The Zen Garden
It has been quite a while since I wrote anything about the spiritual aspects of deer hunting. Frankly, I have been bogged down so much in the nuts and bolts of things like lead casting and such I have not had a chance to spend the time to really formulate what I needed to say. That does not mean I do not give it a lot of thought.
Thirty-some years ago I used to travel around the I-275 loop on the west side of Cincinnati and wonder what it would be like to hunt the vast stretches of bottom land forming the mouth of the Great Miami River. I knew there were deer there; frequently there would be a roadkill carcass in the berm. I always looked for deer in the fields. Back in the early 80’s I was out driving a lot, trying to get permission to hunt. I drive that stretch quite a bit now. There is no guessing about the deer anymore. I can regularly see a dozen or more between Petersburg, KY and Miamitown. Last March, I counted 30 carcasses in a mile of road as the snow melted. I have seen plenty of turkeys there too; the first time I have seen turkey in Hamilton County. I knew they would get there eventually.
It gets me to thinking about why I go all the way to Bracken County, Kentucky to hunt. It’s 63 miles from the house. The bottoms are less than 20 miles. Part of it is simply it is darn hard to get access to hunt anywhere in Hamilton County. Yes, it can be done, but Hamilton County is very built up. Most of it is subsumed by Cincinnati and satellite municipalities where any sort of hunting is banned. What is available to hunt is getting more and more urbanized. The unincorporated areas west of Cleves is about all that is left, and the big corn fields are slowly being turned into softball fields and junk yards.

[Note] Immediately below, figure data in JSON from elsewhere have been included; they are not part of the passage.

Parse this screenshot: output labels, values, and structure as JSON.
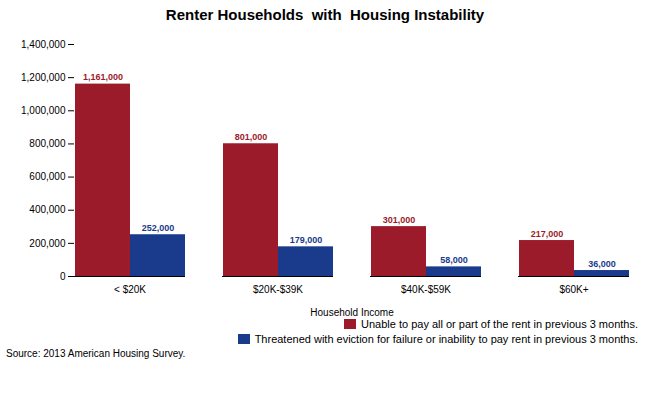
{
  "chart_data": {
    "type": "bar",
    "title": "Renter Households  with  Housing Instability",
    "xlabel": "Household Income",
    "categories": [
      "< $20K",
      "$20K-$39K",
      "$40K-$59K",
      "$60K+"
    ],
    "series": [
      {
        "name": "Unable to pay all or part of the rent in previous 3 months.",
        "color": "#9B1B2A",
        "values": [
          1161000,
          801000,
          301000,
          217000
        ],
        "value_labels": [
          "1,161,000",
          "801,000",
          "301,000",
          "217,000"
        ]
      },
      {
        "name": "Threatened with eviction for failure or inability to pay rent in previous 3 months.",
        "color": "#1A3A8C",
        "values": [
          252000,
          179000,
          58000,
          36000
        ],
        "value_labels": [
          "252,000",
          "179,000",
          "58,000",
          "36,000"
        ]
      }
    ],
    "ylim": [
      0,
      1400000
    ],
    "yticks": [
      0,
      {
        "value": 200000,
        "label": "200,000"
      },
      {
        "value": 400000,
        "label": "400,000"
      },
      {
        "value": 600000,
        "label": "600,000"
      },
      {
        "value": 800000,
        "label": "800,000"
      },
      {
        "value": 1000000,
        "label": "1,000,000"
      },
      {
        "value": 1200000,
        "label": "1,200,000"
      },
      {
        "value": 1400000,
        "label": "1,400,000"
      }
    ],
    "data_labels": true,
    "grid": false,
    "legend": "bottom right",
    "annotations": [
      "Source: 2013 American Housing Survey."
    ]
  }
}
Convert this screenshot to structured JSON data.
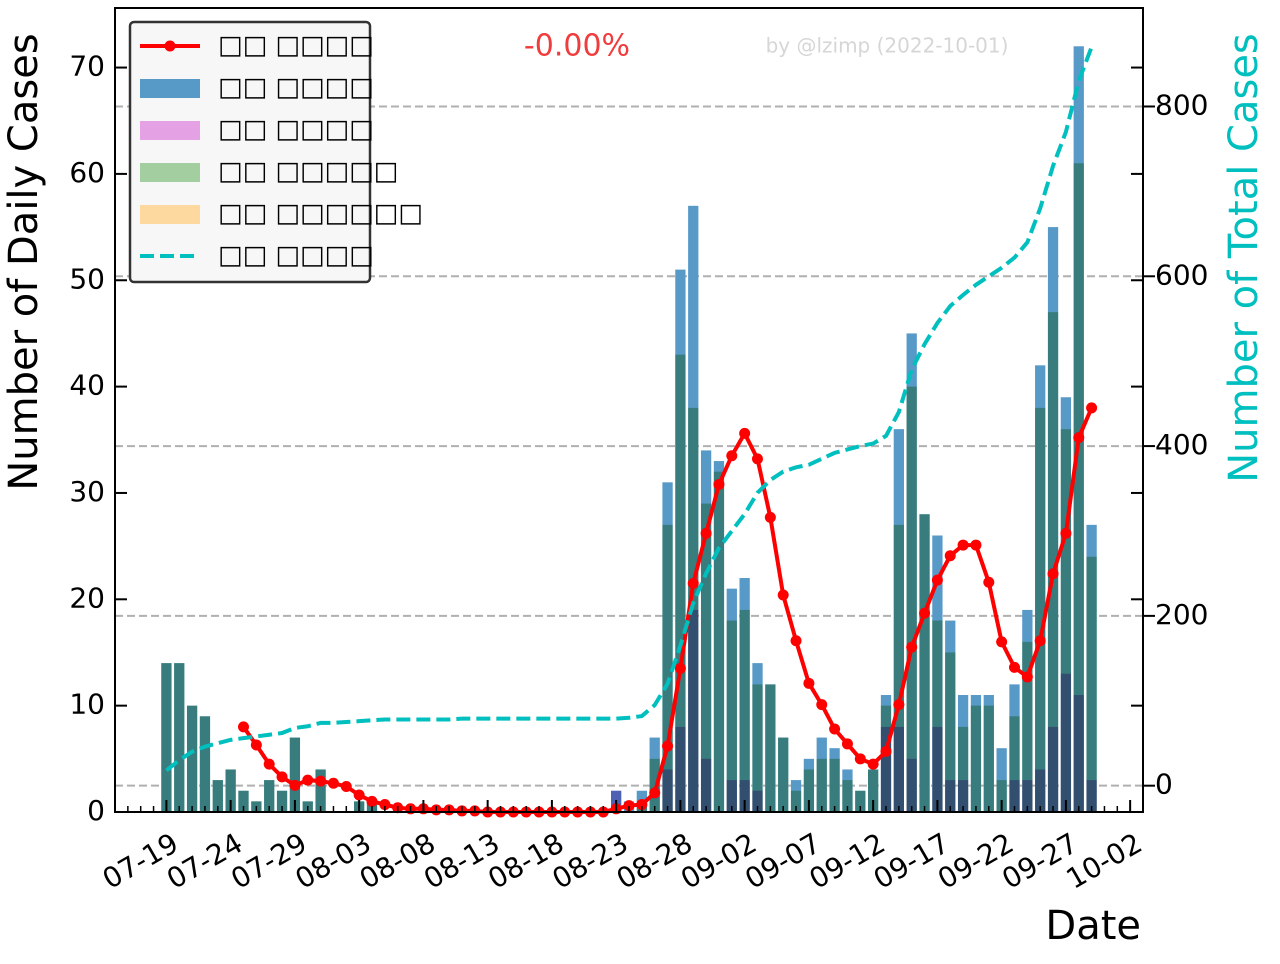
{
  "chart_data": {
    "type": "bar",
    "x": [
      "07-19",
      "07-20",
      "07-21",
      "07-22",
      "07-23",
      "07-24",
      "07-25",
      "07-26",
      "07-27",
      "07-28",
      "07-29",
      "07-30",
      "07-31",
      "08-01",
      "08-02",
      "08-03",
      "08-04",
      "08-05",
      "08-06",
      "08-07",
      "08-08",
      "08-09",
      "08-10",
      "08-11",
      "08-12",
      "08-13",
      "08-14",
      "08-15",
      "08-16",
      "08-17",
      "08-18",
      "08-19",
      "08-20",
      "08-21",
      "08-22",
      "08-23",
      "08-24",
      "08-25",
      "08-26",
      "08-27",
      "08-28",
      "08-29",
      "08-30",
      "08-31",
      "09-01",
      "09-02",
      "09-03",
      "09-04",
      "09-05",
      "09-06",
      "09-07",
      "09-08",
      "09-09",
      "09-10",
      "09-11",
      "09-12",
      "09-13",
      "09-14",
      "09-15",
      "09-16",
      "09-17",
      "09-18",
      "09-19",
      "09-20",
      "09-21",
      "09-22",
      "09-23",
      "09-24",
      "09-25",
      "09-26",
      "09-27",
      "09-28",
      "09-29"
    ],
    "series": [
      {
        "name": "□□ □□□□",
        "type": "line",
        "color": "#ff0000",
        "markers": true,
        "values": [
          null,
          null,
          null,
          null,
          null,
          null,
          8,
          6.3,
          4.5,
          3.3,
          2.5,
          3,
          2.9,
          2.7,
          2.4,
          1.6,
          1.0,
          0.7,
          0.4,
          0.3,
          0.3,
          0.2,
          0.2,
          0.1,
          0.1,
          0,
          0,
          0,
          0,
          0,
          0,
          0,
          0,
          0,
          0,
          0.3,
          0.6,
          0.7,
          1.8,
          6.2,
          13.5,
          21.5,
          26.2,
          30.8,
          33.5,
          35.6,
          33.2,
          27.7,
          20.4,
          16.1,
          12.1,
          10.1,
          7.8,
          6.4,
          5,
          4.5,
          5.7,
          10.1,
          15.5,
          18.7,
          21.8,
          24.1,
          25.1,
          25.1,
          21.6,
          16,
          13.6,
          12.7,
          16.1,
          22.4,
          26.2,
          35.2,
          38
        ]
      },
      {
        "name": "□□ □□□□",
        "type": "bar",
        "color": "#5799c7",
        "values": [
          14,
          14,
          10,
          9,
          3,
          4,
          2,
          1,
          3,
          2,
          7,
          1,
          4,
          0,
          0,
          1,
          1,
          0,
          0,
          0,
          0,
          0,
          0,
          0,
          0,
          0,
          0,
          0,
          0,
          0,
          0,
          0,
          0,
          0,
          0,
          2,
          1,
          2,
          7,
          31,
          51,
          57,
          34,
          33,
          21,
          22,
          14,
          12,
          7,
          3,
          5,
          7,
          6,
          4,
          2,
          4,
          11,
          36,
          45,
          28,
          26,
          18,
          11,
          11,
          11,
          6,
          12,
          19,
          42,
          55,
          39,
          72,
          27
        ]
      },
      {
        "name": "□□ □□□□",
        "type": "bar",
        "color": "#e4a2e4",
        "values": [
          0,
          0,
          0,
          0,
          0,
          0,
          0,
          0,
          0,
          0,
          0,
          0,
          0,
          0,
          0,
          0,
          0,
          0,
          0,
          0,
          0,
          0,
          0,
          0,
          0,
          0,
          0,
          0,
          0,
          0,
          0,
          0,
          0,
          0,
          0,
          2,
          0,
          0,
          0,
          4,
          8,
          19,
          5,
          0,
          3,
          3,
          2,
          0,
          0,
          0,
          0,
          0,
          0,
          0,
          0,
          0,
          8,
          8,
          5,
          0,
          8,
          3,
          3,
          0,
          0,
          0,
          3,
          3,
          4,
          8,
          13,
          11,
          3
        ]
      },
      {
        "name": "□□ □□□□□",
        "type": "bar",
        "color": "#a3cfa0",
        "values": [
          14,
          14,
          10,
          9,
          3,
          4,
          2,
          1,
          3,
          2,
          7,
          1,
          4,
          0,
          0,
          1,
          1,
          0,
          0,
          0,
          0,
          0,
          0,
          0,
          0,
          0,
          0,
          0,
          0,
          0,
          0,
          0,
          0,
          0,
          0,
          0,
          0,
          1,
          5,
          27,
          43,
          38,
          29,
          32,
          18,
          19,
          12,
          12,
          7,
          2,
          4,
          5,
          5,
          3,
          2,
          4,
          10,
          27,
          40,
          28,
          18,
          15,
          8,
          10,
          10,
          3,
          9,
          16,
          38,
          47,
          36,
          61,
          24
        ]
      },
      {
        "name": "□□ □□□□□□",
        "type": "bar",
        "color": "#fdd9a0",
        "values": [
          0,
          0,
          0,
          0,
          0,
          0,
          0,
          0,
          0,
          0,
          0,
          0,
          0,
          0,
          0,
          0,
          0,
          0,
          0,
          0,
          0,
          0,
          0,
          0,
          0,
          0,
          0,
          0,
          0,
          0,
          0,
          0,
          0,
          0,
          0,
          0,
          0,
          0,
          0,
          0,
          0,
          0,
          0,
          0,
          0,
          0,
          0,
          0,
          0,
          0,
          0,
          0,
          0,
          0,
          0,
          0,
          0,
          0,
          0,
          0,
          0,
          0,
          0,
          0,
          0,
          0,
          0,
          0,
          0,
          0,
          0,
          0,
          0
        ]
      },
      {
        "name": "□□ □□□□",
        "type": "line",
        "color": "#00bfbf",
        "dashed": true,
        "axis": "y2",
        "values": [
          18,
          30,
          40,
          46,
          50,
          54,
          56,
          58,
          60,
          62,
          68,
          70,
          74,
          74,
          75,
          76,
          77,
          78,
          78,
          78,
          78,
          78,
          78,
          79,
          79,
          79,
          79,
          79,
          79,
          79,
          79,
          79,
          79,
          79,
          79,
          79,
          80,
          82,
          95,
          120,
          165,
          215,
          250,
          280,
          300,
          320,
          345,
          360,
          370,
          375,
          378,
          385,
          392,
          396,
          400,
          403,
          412,
          440,
          490,
          520,
          545,
          565,
          578,
          590,
          600,
          610,
          622,
          640,
          680,
          730,
          770,
          830,
          870
        ]
      }
    ],
    "ylabel": "Number of Daily Cases",
    "y2label": "Number of Total Cases",
    "xlabel": "Date",
    "annotation": "-0.00%",
    "credit": "by @lzimp (2022-10-01)",
    "xlim": [
      "07-15",
      "10-03"
    ],
    "xticks": [
      "07-19",
      "07-24",
      "07-29",
      "08-03",
      "08-08",
      "08-13",
      "08-18",
      "08-23",
      "08-28",
      "09-02",
      "09-07",
      "09-12",
      "09-17",
      "09-22",
      "09-27",
      "10-02"
    ],
    "ylim": [
      0,
      75.6
    ],
    "yticks": [
      0,
      10,
      20,
      30,
      40,
      50,
      60,
      70
    ],
    "y2lim": [
      -31,
      916
    ],
    "y2ticks": [
      0,
      200,
      400,
      600,
      800
    ],
    "grid": true,
    "legend": "upper left"
  }
}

I remember years ago driving all the way up to Wilmington, Ohio to do a morning’s squirrel hunt on a friend’s family farm. It all seemed so pristine and bucolic, but I came to a peninsula in the back woodlot and found myself neatly squeezed between the back end of a Kroger parking lot on one side and the FedEx runway on the other with large cargo jets landing over my head. The wide open spaces of the Great Miami River bottoms are no longer fields and woods, but are rapidly becoming residential and light industrial. I was offered a shotgun hunt there twenty years ago. The only problem was it was in the back end of a steel yard. The fence around it was 8 feet high with barbed wire at the top, but the deer were getting in and becoming a nuisance. I looked the place over and thanked the fellow for his kindness and never went.
This brings me to a point. Hunting for me is not about meat. It feeds something else in me. It has more to do with where I hunt and how I hunt than what I hunt. I have tried hunting deer with a Walmart at my back. It ain’t the same. Even on public land, I kind of feel weird. If you are reading this somewhere out west or up in the great trackless north, you may be scratching your head. Around me, public land is not hundreds of thousands of acres or even thousands or that many hundreds of acres. Unless you drive a ways, you are talking about a WMA of maybe 2000 huntable acres with every turnout and parking lot filled on the Shotgun Opener.
I am happy on my own 200 acres, shared with just my family. I can really look forward to each visit. I can go sit in my stand on the Rifle Opener and feel safe. I can hear trucks on the county road a mile or so away and dogs barking at the neighbors over on the next ridge, but I don’t have a housing project or a Kmart at my back. It makes me wonder: why is this acceptable to me? Why don’t I need snow-capped mountains and unnamed lakes to feel at peace?
This is not wilderness. There is very little wilderness left in the Greater Ohio Valley. Most of the larger parcels of huntable land d are second growth forest on reclaimed land. Even my place has the remains of three different settlements dating back before Kentucky as a state. No, what I have is an echo of wilderness, just enough to satisfy.
Have you ever seen a Zen garden? A Zen garden is kind of neat idea. The idea is to artificially create a landscape that can cause the viewer to contemplate things larger than what is ostensibly there. Buddhist monks in Japan got into this idea. A bunch of rocks, neatly raked can represent an ocean. A big rock in the middle can stand in for an island. It ends up kind of coming off like a overly-manicured golf course, but instead of whacking balls around the monks contemplate the Universe.
I pass a little Zen garden nearly every day. There is a Catholic convent on the way home, and some of the nuns must be broadening their horizons. It is right out by the road. I cannot fathom how you could seriously groove on the thing without having the traffic interfere. The other day, however, I saw a couple of doe munching on the lawn next to it, and it got me to thinking.
That is kind of what we’ve got here at deer camp, a Zen garden. Only I like game roaming around on mine, and I like to do my contemplations with a 30-06.
This pic could have been taken at any Kentucky Waffle House in mid November. Look at these guys. They all seem to be wearing Hunter Orange. What’s the difference between that and this?
I’ll tell you what: the hat. It ain’t legal in Kentucky if you don’t wear the hat, but then I guess they come from a place with a warmer climate. The Conservation Officers must be giving them a little slack.